Heather Mac Donald: Classical music is one of the greatest expressions of human passion, sublimity, sorrow, longing, suffering and beauty. But it is a target of BLM race-mongering and the poison of identity politics. On a daily basis, it is being pushed further to the margins of our culture. Its salience in the popular experience grows less and less. And the classical-music press in the US and the UK is using the power of racial virtue to complain that classical music is white supremacist to its core.

You have classical music critics apologising for the whiteness of classical-music composers and audiences. You have the New York Times’ main classical-music critic, Anthony Tommasini, calling for the so-called de-blinding of orchestra auditions. Auditions are currently blind – that is, they occur behind a screen so that the judges don’t know the sex or race or anything else about the professional identity of the musician. Yet somehow, the blind audition is now seen as racist.

Like everything in the US, there was a history within classical music of utterly callous, contemptible mistreatment of black people. That is undeniable and heart-wrenching. But things have turned around 180 degrees. For the last four to five decades in the classical-music field, the reality has not been white privilege but black privilege. Orchestras have made efforts to get more black people into the field, giving them free tuition and instruments. Now, if you are a black conductor or soloist, it’s to your advantage.

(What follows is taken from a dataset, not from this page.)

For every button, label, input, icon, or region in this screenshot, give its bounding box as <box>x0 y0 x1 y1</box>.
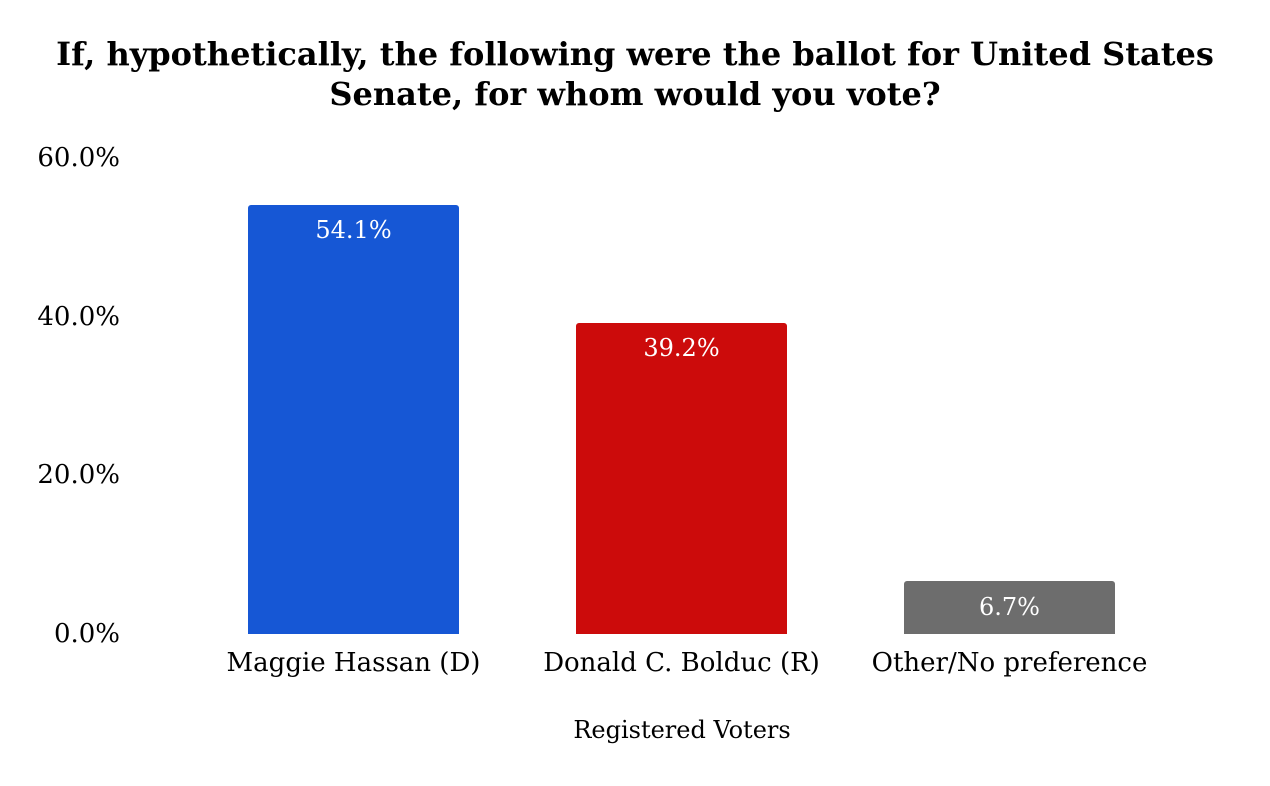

What I find most astounding is the cowardice of the guardians of classical music. They are silent before this attack. We are giving young people the excuse not to expose their ears to classical music. They can use the same excuse that they use against the study of literature, classics and art history – that they are all dead, white and male. All you need to say against an institution or an individual is that it is white and you have created an almost irrebuttable presumption that it is therefore illegitimate.

O’Neill: What you just described points to one of the most problematic dynamics in all of this. It’s not necessarily BLM campaigners bashing on the doors of elite institutions and demanding that they make changes – though that is happening. It’s the supine nature of institutions and the people charged with guarding the greatest achievements of mankind and transmitting them to future generations. It’s their willingness to go along with it all, to say that they are white supremacist. I sometimes feel that some people on the right focus too much on the ‘Marxist’ horrors of BLM and too little on the fact that professional, highly educated people in charge of cultural institutions are just very open to this critique. How do you see the dynamic working out between those two things?

Mac Donald: I have to complain about one of your exports to the US, Simon Woods, who is British. He’s the head of the League of American Orchestras, which is the trade group for all orchestras. In a Zoom conference at the Peabody Institute earlier this year, he expressed concern about seeing the whiteness on stage when concerts restarted post-Covid restrictions. He was essentially telling people that the most important thing in the concert hall was not the sonic experience but the racial demographics of the performers and the audience.

There is no greater privilege than being a literature professor or a music professor and passing on an inheritance from one generation to the next. These people are not doing that. They are burning their inheritance. It is outrageous.

I don’t agree that the right fails to focus on the elite enablers and focuses too much on the race activists. I think that the conservative response is actually to say that this is all a function of the elites – and to let the ground-level race activists off the hook. In truth, it is both. But in any case, the result is the end of Western civilisation as we know it.